Com um terço do eleitorado fora da polarização entre Lula e Bolsonaro, cresce o desencanto político entre brasileiros que se sentem órfãos de representatividade e frustrados com as condições de vida e promessas não cumpridas por lideranças conhecidas.

Rejeição à polarização alimenta desencanto político
A pesquisa Genial/Quaest revelou um cenário preocupante para os principais atores da política nacional: 33% dos eleitores afirmam não se identificar nem com o presidente Lula (PT), nem com o ex-presidente Jair Bolsonaro (PL). Este contingente, que cresce à medida que o país se aproxima das eleições de 2026, demonstra fadiga com os discursos polarizados e insatisfação com as condições atuais de vida.
Esse grupo, apelidado de “nem Lula, nem Bolsonaro”, é composto majoritariamente por mulheres e pessoas com renda intermediária, fora da base de programas sociais como o CadÚnico. Apesar de 40% considerarem o governo Lula “regular”, muitos avaliam sua gestão como uma repetição do que foi vivido sob Bolsonaro.
Desconfiança, insegurança e perda de esperança
O projeto Plaza Publica, uma pesquisa qualitativa recente, confirmou esse desalento. Conduzido com eleitores do Rio e de São Paulo que votaram em Lula ou Bolsonaro, mas hoje estão indecisos, o levantamento captou uma deterioração na percepção de qualidade de vida. Reclamações sobre preços de alimentos, insegurança pública e descrédito generalizado se repetem.
“Está caro para comer, não tem segurança e a qualidade de vida está um lixo”, desabafou um ex-eleitor de Lula, de 45 anos. Já um jovem de 26 anos que votou duas vezes em Bolsonaro disse buscar “um novo nome”, cansado das mesmas promessas de sempre.
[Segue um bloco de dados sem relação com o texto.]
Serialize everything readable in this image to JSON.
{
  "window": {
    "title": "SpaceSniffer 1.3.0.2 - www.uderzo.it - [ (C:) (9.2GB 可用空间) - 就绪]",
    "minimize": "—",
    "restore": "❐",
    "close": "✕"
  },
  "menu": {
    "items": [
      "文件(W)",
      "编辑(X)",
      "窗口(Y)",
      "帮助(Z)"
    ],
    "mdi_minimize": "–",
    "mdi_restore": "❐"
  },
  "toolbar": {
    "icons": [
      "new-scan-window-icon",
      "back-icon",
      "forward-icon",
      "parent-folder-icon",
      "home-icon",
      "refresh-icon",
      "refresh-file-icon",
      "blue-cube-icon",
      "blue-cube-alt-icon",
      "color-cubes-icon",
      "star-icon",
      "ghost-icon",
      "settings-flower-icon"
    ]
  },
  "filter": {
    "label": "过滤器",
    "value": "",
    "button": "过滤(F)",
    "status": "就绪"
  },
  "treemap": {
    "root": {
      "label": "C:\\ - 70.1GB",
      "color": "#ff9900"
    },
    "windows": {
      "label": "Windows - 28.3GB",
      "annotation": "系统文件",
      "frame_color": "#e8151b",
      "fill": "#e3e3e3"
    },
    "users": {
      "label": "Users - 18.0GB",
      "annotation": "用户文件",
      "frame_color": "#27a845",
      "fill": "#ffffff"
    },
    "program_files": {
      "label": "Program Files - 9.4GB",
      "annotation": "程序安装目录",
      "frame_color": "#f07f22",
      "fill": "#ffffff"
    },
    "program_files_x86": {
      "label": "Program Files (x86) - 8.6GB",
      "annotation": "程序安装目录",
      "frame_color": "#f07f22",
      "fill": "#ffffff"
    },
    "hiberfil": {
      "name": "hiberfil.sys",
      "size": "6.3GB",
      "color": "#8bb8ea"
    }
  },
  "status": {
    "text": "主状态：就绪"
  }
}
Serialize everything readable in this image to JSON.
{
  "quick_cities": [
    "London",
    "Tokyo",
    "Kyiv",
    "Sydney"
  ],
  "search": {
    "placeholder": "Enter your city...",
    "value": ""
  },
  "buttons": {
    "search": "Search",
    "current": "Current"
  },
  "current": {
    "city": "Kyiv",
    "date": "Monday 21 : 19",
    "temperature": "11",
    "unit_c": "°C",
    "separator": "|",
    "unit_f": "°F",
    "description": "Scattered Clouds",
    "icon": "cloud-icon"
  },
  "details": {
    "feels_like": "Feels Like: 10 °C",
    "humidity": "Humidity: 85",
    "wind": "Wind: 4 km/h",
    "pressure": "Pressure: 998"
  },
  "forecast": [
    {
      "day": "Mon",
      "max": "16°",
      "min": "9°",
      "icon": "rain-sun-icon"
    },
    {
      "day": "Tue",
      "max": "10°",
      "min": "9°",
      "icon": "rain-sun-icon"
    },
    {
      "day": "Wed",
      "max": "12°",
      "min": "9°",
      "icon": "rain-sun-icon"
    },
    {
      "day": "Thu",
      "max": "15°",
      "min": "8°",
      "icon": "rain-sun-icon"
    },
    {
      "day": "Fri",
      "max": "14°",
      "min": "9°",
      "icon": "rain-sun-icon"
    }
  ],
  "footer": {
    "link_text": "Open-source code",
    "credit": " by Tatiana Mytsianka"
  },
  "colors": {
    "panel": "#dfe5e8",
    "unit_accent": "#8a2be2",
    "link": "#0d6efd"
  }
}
Empreendedorismo de subsistência e busca por autonomia
Outro traço comum entre os “nem, nem” é a valorização do trabalho autônomo como forma de sobrevivência e independência. Muitos rejeitam tanto a estrutura do mercado formal quanto programas assistenciais, enxergando-os como símbolos de uma “cultura de escassez”.
O programa “Acredita”, lançado por Lula para apoiar microempreendedores, reflete essa tentativa de aproximação. Já aliados de Bolsonaro se posicionam contra a regulamentação de aplicativos, apostando na manutenção da informalidade como opção de liberdade econômica.
Desinformação e invisibilidade nas políticas públicas
Dados da Quaest mostram que 53% dos sem posicionamento político desconhecem a proposta do governo federal de isentar do imposto de renda quem ganha até R$ 5 mil. A falta de informação aponta para uma desconexão entre esse eleitorado e as ações do Estado.
A antropóloga Rosana Pinheiro-Machado, da Universidade de Dublin, destaca que esse grupo anseia por reconhecimento, mas se sente à margem do debate político. “Há uma frustração grande com a perda de poder de compra e uma aspiração legítima de cidadania”, analisa.
À direita, mas sem Bolsonaro
Apesar de se alinharem com pautas conservadoras — como críticas ao “politicamente correto” e à pauta identitária —, muitos rejeitam a figura de Bolsonaro. Apoiadores do 8 de Janeiro, por exemplo, não encontram respaldo entre esses eleitores, embora haja críticas ao Supremo Tribunal Federal.
Figuras como Pablo Marçal e Tarcísio de Freitas surgem como possíveis alternativas. Mesmo assim, só são mencionados quando estimulados, o que revela um vácuo de lideranças claras nesse espectro.
Segundo o cientista político Antonio Lavareda, o futuro desse eleitor ainda é incerto: “É um grupo que votará com base na realidade material e nas opções de última hora. Está mais próximo do discurso da direita, mas sem vínculos sólidos”.